Dia dapat menjadi orang yang suka menghalangi Tuhan bekerja. Dalam beberapa kasus malah terjadi demikian. Keluarga yang tinggal ibu saja, tanpa ayah, anak gadisnya jadi kurban: tak menikah juga. Sebab secara tidak sadar si ibu tidak rela kalau anaknya lebih bahagia, dengan punya suami. Alasannya biasanya macam-macam. Kurang ini, kurang itu dan selalu begitu. Tak pernah ada yang pas. Kalau anak perempuan tak berani meninggalkan rumah, jangan harap ia dapat menikah.
Di sekolah
Kadang kita temui ada guru yang pelit memberi nilai ulangan atau ujian. Alasannya sih biblis‚ tak ada seorang murid yang melebihi gurunya’. Padahal sesungguhnya ia tak rela kalau ada orang lain atau muridnya yang sepintar atau lebih pandai.

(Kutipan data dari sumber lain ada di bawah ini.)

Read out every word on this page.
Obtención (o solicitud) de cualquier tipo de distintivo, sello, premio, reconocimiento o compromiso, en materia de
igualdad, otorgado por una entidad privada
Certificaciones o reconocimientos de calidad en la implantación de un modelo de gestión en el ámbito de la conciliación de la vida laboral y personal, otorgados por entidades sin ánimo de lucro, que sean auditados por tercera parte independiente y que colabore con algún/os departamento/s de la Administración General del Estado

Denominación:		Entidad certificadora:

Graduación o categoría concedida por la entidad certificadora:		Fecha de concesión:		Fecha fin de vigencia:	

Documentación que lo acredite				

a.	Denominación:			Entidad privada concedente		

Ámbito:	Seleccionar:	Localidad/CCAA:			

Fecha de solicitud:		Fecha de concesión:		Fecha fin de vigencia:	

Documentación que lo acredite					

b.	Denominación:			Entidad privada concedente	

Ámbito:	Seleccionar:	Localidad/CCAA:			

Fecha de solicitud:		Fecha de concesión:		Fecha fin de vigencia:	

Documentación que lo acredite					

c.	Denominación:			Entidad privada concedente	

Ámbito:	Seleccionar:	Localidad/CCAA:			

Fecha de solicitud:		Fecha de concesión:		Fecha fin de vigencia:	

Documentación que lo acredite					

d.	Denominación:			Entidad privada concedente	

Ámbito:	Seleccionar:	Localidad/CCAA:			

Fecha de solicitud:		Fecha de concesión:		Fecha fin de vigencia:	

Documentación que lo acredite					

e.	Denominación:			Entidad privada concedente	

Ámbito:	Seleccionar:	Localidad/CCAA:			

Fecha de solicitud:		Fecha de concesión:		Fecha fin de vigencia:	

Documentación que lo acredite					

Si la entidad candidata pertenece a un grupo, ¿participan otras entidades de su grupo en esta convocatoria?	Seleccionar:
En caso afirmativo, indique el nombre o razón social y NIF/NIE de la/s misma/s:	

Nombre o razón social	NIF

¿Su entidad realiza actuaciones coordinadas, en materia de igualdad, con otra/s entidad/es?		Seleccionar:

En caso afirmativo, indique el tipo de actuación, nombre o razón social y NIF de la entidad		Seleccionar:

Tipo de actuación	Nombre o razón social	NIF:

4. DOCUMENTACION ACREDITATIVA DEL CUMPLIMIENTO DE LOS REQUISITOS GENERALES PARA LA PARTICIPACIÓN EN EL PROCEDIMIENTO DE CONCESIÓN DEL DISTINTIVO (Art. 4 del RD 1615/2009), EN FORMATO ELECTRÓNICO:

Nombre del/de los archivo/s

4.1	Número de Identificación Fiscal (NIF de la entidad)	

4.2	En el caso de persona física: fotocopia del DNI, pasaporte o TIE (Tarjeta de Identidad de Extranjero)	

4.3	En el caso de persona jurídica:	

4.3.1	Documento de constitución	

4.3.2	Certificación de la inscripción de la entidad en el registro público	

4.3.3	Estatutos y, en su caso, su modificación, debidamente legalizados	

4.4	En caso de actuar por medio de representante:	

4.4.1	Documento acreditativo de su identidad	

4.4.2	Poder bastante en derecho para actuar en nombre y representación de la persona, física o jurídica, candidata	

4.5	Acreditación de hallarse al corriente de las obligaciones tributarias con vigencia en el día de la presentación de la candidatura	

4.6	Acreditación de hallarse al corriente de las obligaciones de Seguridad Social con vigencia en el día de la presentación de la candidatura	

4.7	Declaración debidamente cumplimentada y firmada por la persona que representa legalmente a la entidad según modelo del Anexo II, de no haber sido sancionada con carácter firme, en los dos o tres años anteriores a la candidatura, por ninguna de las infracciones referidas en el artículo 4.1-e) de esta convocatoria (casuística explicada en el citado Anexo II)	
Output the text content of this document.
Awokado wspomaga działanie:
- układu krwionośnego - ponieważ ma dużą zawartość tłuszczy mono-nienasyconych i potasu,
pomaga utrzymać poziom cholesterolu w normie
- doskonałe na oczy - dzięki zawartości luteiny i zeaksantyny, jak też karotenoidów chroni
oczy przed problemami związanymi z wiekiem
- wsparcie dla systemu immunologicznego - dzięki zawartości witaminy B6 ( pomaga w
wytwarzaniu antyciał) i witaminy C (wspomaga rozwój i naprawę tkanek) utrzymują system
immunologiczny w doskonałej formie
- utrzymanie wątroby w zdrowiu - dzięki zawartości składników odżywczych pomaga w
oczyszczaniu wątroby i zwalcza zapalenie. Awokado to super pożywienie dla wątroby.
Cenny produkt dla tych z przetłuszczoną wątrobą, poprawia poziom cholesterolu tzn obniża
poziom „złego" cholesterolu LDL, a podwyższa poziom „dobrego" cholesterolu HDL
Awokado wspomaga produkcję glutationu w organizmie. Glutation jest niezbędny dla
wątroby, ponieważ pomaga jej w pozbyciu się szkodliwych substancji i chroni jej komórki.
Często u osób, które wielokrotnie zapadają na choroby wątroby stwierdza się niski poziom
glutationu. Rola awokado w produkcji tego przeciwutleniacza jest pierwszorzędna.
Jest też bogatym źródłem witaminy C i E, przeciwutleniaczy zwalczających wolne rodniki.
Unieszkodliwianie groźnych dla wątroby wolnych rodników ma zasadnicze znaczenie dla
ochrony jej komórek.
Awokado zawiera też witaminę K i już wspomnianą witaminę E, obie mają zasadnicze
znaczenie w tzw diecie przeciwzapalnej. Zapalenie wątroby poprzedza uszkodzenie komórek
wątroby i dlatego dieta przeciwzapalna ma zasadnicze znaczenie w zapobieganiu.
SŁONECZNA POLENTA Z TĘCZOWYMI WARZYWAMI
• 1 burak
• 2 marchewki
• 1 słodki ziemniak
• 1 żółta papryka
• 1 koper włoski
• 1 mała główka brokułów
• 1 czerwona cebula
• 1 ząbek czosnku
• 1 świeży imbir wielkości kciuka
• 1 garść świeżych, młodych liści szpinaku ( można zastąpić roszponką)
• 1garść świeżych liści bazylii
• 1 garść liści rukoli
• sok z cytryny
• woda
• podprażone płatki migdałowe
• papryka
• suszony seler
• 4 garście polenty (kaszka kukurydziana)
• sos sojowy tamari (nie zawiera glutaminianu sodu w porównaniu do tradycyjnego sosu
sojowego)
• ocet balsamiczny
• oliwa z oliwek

Perhatikan pula kebiasaan dalam “penentuan“ (bukan kompetisi murni) juara lomba antarsekolah. Konon, juaranya selalu gantian, antara sekolah negeri dan sekolah swasta. Kalau tahun ini juaranya sekolah swasta, tahun depan harus sekolah negeri. Lha apa itu tidak menghalangi Tuhan berkarya? Bukankah anak yang rajin, pandai, sering jadi sasaran kebencian di sekolah kita? Atau cuma tak rela Tuhan berpihak padanya alias sirik saja?
Di kantor
Ada banyak kasus yang intinya sama, tak rela orang lain mendapat posisi lebih baik. Gak usah jenjang karier. Soal keturutsertaan ikut seminar (apalagi ke luar negeri) saja sering jadi alasan untuk menjatuhkan orang lain.
Kadang malah sepele. Teman kantor mendapat kesempatan tinggal di perumahan, atau kredit kendaraan saja tak rela. Tak rela orang lain bahagia. Kenapa sulit sekali membiarkan orang lain lebih sukses, lebih bahagia? Punya istri/suami lebih cakep, lebih sukses dll?
Secara corporate, hal ini mewujud dalam persaingan tidak sehat. Tak mau bersaing secara fair. “Kamu usaha aku usaha, lihat mana yang menang.“ Tetapi, yang terjadi “kamu usaha, saya usaha, maka usahamu saya matikan“, dengan cara apa pun. Tak rela company lain mendapat profit lebih banyak. Karena itu perlu etika bisnis. Lebih perlu lagi pelaku bisnis yang beriman. Are we?
Dalam agama
Biasanya lebih parah. Tilik dan perhatikanlah doa-doa pribadi yang terucap. Secara tersamar sering mudah ditangkap sikap sirik atas anugerah yang diterima orang lain. Sikap tertutup yang menjelma menjadi macam-macam aturan melarang orang/umatnya pindah ke lain agama. Tak rela Tuhan bekerja dalam dia/mereka. “Mesti lewat aku” maunya, tetapi dirinya tak mutu.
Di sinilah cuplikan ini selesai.